In support of Qian et al[3] findings, both in vivo and in vitro, Song et al[4] reported in Nature the reprogramming of adult tail-tip and cardiac fibroblasts using four transcription factors, namely Gata4, Mef2c, Tbx5 and Hand2 (GMTH). In these experiments, using the three Srivastava’s factors (GMT) induced 2.9% iCM and the addition of Hand2 increased that percentage of successful reprogramming to 9.2%. As in the Ieda et al[1] paper, the reprogrammed fibroblasts were shown to exhibit different degrees of reprogramming with variable expression of cardiac proteins and distinct levels of sarcomere organization. Using the same approach of targeting dividing cells with retroviral vectors, Song et al[4] were able to show that iCM were generated in hearts of mice subject to LAD ligation after intracardiac injection of GMTH. iCM isolated from these hearts and identified by lineage tracing exhibited calcium transients, fired action potentials and contracted (with different degrees of maturity). As described by Qian et al[3], the injection of GMTH into infarcted hearts led to significant increases in stroke volume and ejection fraction compared with infarcted animals injected with eGFP retroviruses alone. Scar area was also significantly decreased in the GMTH-treated animals.

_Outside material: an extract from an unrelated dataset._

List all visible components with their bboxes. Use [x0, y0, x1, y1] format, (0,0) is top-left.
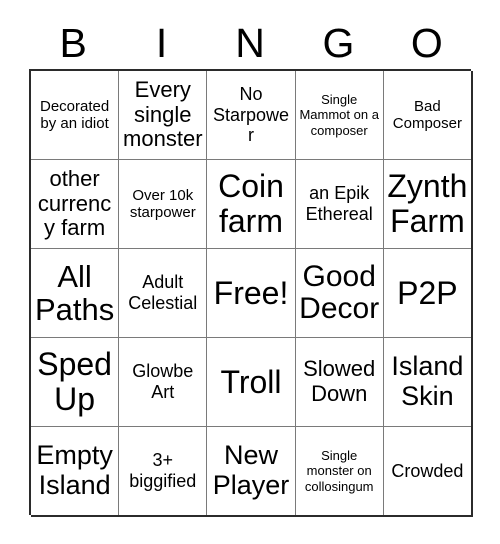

A different approach was taken by Jayawardena et al[5] using a combinatorial strategy to identify microRNAs (miRs) able to reprogram fibroblasts into cardiac-like cells in vitro and in vivo. Using reverse transcription polymerase chain reaction for identification of cardiac gene up-regulation, a cardiac promoter (α-MHC) coupled to a reporter gene [cyan fluorescent protein (CFP)], and transgenic mice allowing lineage tracing of cardiac fibroblasts, they transiently transfected distinct combinations of 6 synthetic miRs based on their role in cardiac development into cardiac fibroblasts. The combination of miR-1, -133, -208 and -499 was able to induce reprogramming of the fibroblasts to cardiac-like phenotype. As with the transcription factors described above, the degree of reprogramming seemed to be variable and partial. Addition of an inhibitor of JAK I increased reprogramming efficiency 3-fold, reaching up to 27% of cells expressing the cyan fluorescence in fibroblasts derived from α-MHC-CFP hearts. Injection of a lentivirus with the four miRs into the hearts of double-transgenic mice expressing red tomato under control of the FSP promoter after LAD ligation allowed identification of double-labeled cells, expressing the red tomato protein and cTnT. Quantification of labeled cells in the infarcted hearts indicated up to 1% of reprogramming when using the four miRs, but functional evaluation was not performed in these experiments.

Taken together, these results open exciting new the-rapeutic possibilities for therapy of cardiac diseases; however, several concerns remain unresolved. First, it seems to be generally accepted that efficiency of in vitro direct reprogramming into the cardiac lineage is low. In this context, it needs to be sorted out whether the discrepancies in Ieda’s and Chen’s work can be explained by differences in cell types, reporter systems, transduction efficiency, levels of GMT expression or in methods for evaluating reprogramming. In addition, as has been demonstrated for iPS cells[12], transcription factor stoichiometry can be critical for the reprogramming process and may be very difficult to control. Nonetheless, it is also important to point out that, even though many strategies could be used to improve reprogramming efficiency in vitro, such as the addition of small molecules and the combination of different approaches (transcription factors and miRs), it may be an inherently inefficient process due to the low turnover of cardiomyocytes[13]. In the case of in vivo experiments, the consequences of partial reprogramming will have to be assessed from a safety standpoint and experiments in larger animal models will be required. Additionally, the retroviral approach in myocardial infarction models might overcome the in vitro efficiency concern, but it raises other issues, especially related to the potential risks of vector integration into DNA. It would be ideal if efficient non-integrating methods of reprogramming could be developed for therapeutic purposes. Indeed, these are thrilling times for the cardiac regeneration field.